Le modèle Free Mobile comparé au modèle des compagnies aériennes


Il y a peu, nous vous proposions une approche du modèle économique de Free Mobile. Dans ses colonnes du jour, le quotidien Les Echos propose un comparatif entre le modèle Free Mobile et celui du secteur aérien.

 
Il est encore trop tôt pour estimer la réussite de Free Mobile. Pour autant, le compte à rebours s’écoule et les opérateurs mobiles concurrents ont bien du mal à rivaliser avec les deux forfaits du quatrième entrant. Bouygues Télécom aurait déjà perdu 300 000 abonnés (mais n’en confirme que 25 000), SFR rend accessible ses offres Red pour répondre à Free Mobile sans toutefois s’aligner (Communications inférieures à 3 heures, 200 correspondants différents par tranche de 24h pour 40 000 souscriptions). Et la polémique concernant l’ouverture à moitié du réseau mobile de Free a fait « pschitt ».

 
Toute fois, Free est en passe de réussir son pari au regard du flux continu des demandes d’abonnement. D’autant que les analystes d’Oddo estiment qu’aucun des concurrents de Free ne gagnerait de l’argent en proposant les mêmes tarifs que Free. En effet, le coût marketing par abonné et par an est de plus de 100 euros chez Orange, de 98 euros chez Bouygues Telecom et seulement de 25 euros, soit quatre fois moins, chez Free. En somme, Free vend des forfaits deux fois moins chers tout en étant deux fois plus productif. Cette équation a un nom, c’est l’effet low cost.

 
L’effet Low-cost :
Pour le mobile, Free reproduit le modèle qui a fait sa réussite dans l’Adsl en 2003. Rien de nouveau, il en est de même dans le secteur de l’aérien. En effet, Air France doit faire face à ses concurrents low-cost easyJet et Ryanair sur son trafic européen. A première vue, une compagnie Low Cost proposerait une offre au rabais avec moins de services. Il n’en est rien.

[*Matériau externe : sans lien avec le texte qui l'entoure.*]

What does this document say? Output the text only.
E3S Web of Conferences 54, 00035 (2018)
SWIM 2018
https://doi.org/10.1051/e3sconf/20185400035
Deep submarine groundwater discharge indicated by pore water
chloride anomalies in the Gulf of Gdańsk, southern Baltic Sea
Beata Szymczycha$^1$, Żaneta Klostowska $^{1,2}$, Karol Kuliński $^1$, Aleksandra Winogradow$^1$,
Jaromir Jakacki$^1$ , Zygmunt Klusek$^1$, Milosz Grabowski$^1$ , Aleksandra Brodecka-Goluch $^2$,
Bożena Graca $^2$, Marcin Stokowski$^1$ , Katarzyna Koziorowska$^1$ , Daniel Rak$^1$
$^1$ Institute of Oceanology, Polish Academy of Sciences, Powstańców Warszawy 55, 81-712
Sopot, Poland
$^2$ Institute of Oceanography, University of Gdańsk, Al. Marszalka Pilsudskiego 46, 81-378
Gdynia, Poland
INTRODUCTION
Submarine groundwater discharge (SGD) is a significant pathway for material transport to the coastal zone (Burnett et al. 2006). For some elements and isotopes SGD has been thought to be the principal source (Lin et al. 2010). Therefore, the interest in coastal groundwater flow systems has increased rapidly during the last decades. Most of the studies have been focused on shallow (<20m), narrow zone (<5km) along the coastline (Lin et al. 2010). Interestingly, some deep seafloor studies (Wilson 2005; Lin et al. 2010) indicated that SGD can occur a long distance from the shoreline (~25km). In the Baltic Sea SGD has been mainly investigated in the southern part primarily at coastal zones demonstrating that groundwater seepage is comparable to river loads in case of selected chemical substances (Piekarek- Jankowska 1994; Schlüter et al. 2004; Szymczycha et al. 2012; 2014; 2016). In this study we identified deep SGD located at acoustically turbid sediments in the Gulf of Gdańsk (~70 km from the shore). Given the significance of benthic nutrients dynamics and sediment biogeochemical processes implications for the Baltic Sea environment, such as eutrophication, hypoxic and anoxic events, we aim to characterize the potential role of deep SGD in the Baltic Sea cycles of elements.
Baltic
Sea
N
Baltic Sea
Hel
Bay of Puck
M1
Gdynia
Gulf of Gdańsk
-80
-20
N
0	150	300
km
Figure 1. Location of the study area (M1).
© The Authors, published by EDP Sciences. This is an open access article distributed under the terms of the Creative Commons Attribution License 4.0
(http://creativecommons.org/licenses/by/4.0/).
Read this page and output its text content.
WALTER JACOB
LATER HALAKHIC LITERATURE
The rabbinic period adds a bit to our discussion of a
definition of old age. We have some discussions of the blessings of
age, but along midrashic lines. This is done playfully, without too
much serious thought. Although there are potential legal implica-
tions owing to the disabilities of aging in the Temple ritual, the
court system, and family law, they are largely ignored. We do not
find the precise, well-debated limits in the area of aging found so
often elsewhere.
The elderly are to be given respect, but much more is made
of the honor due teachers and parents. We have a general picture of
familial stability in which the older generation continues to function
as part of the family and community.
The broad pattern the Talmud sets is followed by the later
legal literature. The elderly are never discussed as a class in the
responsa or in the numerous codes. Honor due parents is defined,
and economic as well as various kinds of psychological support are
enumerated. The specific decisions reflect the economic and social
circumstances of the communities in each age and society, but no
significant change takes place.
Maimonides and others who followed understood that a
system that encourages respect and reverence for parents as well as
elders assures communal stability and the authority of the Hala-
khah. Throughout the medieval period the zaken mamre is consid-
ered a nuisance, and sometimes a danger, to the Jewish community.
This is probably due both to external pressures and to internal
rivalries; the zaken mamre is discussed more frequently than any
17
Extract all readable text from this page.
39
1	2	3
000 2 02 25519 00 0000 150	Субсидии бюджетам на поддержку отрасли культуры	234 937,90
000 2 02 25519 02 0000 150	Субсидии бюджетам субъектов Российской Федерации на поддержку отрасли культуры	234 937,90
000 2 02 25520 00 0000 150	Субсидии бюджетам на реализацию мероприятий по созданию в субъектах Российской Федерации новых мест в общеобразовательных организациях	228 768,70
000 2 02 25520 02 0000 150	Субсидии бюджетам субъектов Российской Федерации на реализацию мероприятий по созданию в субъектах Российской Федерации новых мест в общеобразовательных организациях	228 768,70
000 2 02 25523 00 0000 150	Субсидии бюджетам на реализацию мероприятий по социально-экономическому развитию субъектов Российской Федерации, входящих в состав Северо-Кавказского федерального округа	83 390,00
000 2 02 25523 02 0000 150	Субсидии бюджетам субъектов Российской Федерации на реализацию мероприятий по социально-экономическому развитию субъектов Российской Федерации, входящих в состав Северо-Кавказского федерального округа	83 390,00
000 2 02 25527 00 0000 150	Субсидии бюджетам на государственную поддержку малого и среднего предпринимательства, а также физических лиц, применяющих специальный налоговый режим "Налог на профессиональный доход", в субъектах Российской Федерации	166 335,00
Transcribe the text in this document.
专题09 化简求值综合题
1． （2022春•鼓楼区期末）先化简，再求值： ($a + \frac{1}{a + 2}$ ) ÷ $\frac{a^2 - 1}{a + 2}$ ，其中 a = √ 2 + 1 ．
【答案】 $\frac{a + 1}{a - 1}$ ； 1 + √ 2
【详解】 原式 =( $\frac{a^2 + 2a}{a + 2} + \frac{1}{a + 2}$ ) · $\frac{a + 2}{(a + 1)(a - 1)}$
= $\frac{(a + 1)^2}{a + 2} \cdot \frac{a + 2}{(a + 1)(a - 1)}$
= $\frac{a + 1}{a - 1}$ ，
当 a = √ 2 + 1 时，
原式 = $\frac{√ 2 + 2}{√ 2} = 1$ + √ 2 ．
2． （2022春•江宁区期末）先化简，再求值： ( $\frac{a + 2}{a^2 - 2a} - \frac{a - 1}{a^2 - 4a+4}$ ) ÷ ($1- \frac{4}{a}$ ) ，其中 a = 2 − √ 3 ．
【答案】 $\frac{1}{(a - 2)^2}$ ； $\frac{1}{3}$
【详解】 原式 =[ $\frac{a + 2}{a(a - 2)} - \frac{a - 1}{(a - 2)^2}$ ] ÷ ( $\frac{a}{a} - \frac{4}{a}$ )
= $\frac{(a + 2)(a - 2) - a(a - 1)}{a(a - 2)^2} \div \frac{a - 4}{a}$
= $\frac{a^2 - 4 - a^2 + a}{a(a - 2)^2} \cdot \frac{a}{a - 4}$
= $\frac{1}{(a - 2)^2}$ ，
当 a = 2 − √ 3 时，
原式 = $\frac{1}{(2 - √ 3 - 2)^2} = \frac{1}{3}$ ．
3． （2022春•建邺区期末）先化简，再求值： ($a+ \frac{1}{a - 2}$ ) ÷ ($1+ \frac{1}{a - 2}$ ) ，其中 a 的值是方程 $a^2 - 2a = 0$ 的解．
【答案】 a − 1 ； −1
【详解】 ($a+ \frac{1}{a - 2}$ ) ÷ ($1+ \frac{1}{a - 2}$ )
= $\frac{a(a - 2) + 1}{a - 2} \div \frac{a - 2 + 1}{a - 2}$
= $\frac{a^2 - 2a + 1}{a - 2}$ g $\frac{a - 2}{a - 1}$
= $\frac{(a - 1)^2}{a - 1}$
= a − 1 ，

Comme Free, les concurrents d’Air France proposent une autre approche très concurrentielle.

 
« Ce n’est pas en supprimant la restauration à bord ou le salaire des hôtesses que les compagnies low cost ont gagné la bataille du court-courrier, et Free ne gagnera pas juste parce qu’il supprime la subvention du mobile et qu’il n’a presque pas de boutiques. Mais parce que ces nouveaux entrepreneurs proposent une autre approche qui menace de mort les acteurs en place. Ils entendent démontrer que le réservoir de productivité est encore considérable dans les métiers de services, qu’il n’y a pas besoin d’aller chercher les Chinois pour le trouver et que leur modèle deviendra bientôt la norme pour tout métier » note le quotidien.

 
Dernier arrivé sur le marché, Free Mobile, Easy Jet et Ryanair proposent un service repensé et une organisation plus efficace. D’autre part, le modèle Low Cost ne se résume pas uniquement au prix. Il s’agit surtout de banaliser l’objet de consommation : faire d’un produit de luxe, un produit de masse. Dans le cas de la nouvelle offre mobile, il s’agit de banaliser l’internet mobile, présenter deux offres simples dirigées vers les gros et petits consommateurs.

 
Avec ses deux offres, Free Mobile simplifie tout ce qui implique une gestion industrielle plus facile avec moins de process et surtout, c’est un gage de prix bas pour le consommateur. A l’inverse, la multitude d’options, de forfaits, de services proposés par la concurrence génère une structure complexe et donc chère.

 
Face à Free Mobile, Orange, SFR et Bouygues Télécom tentent pour l’instant d’ajuster leurs offres. Dans le cas où le succès de Free Mobile se poursuit, ils pourraient se diriger vers une offre premium ou repenser complétement leur business.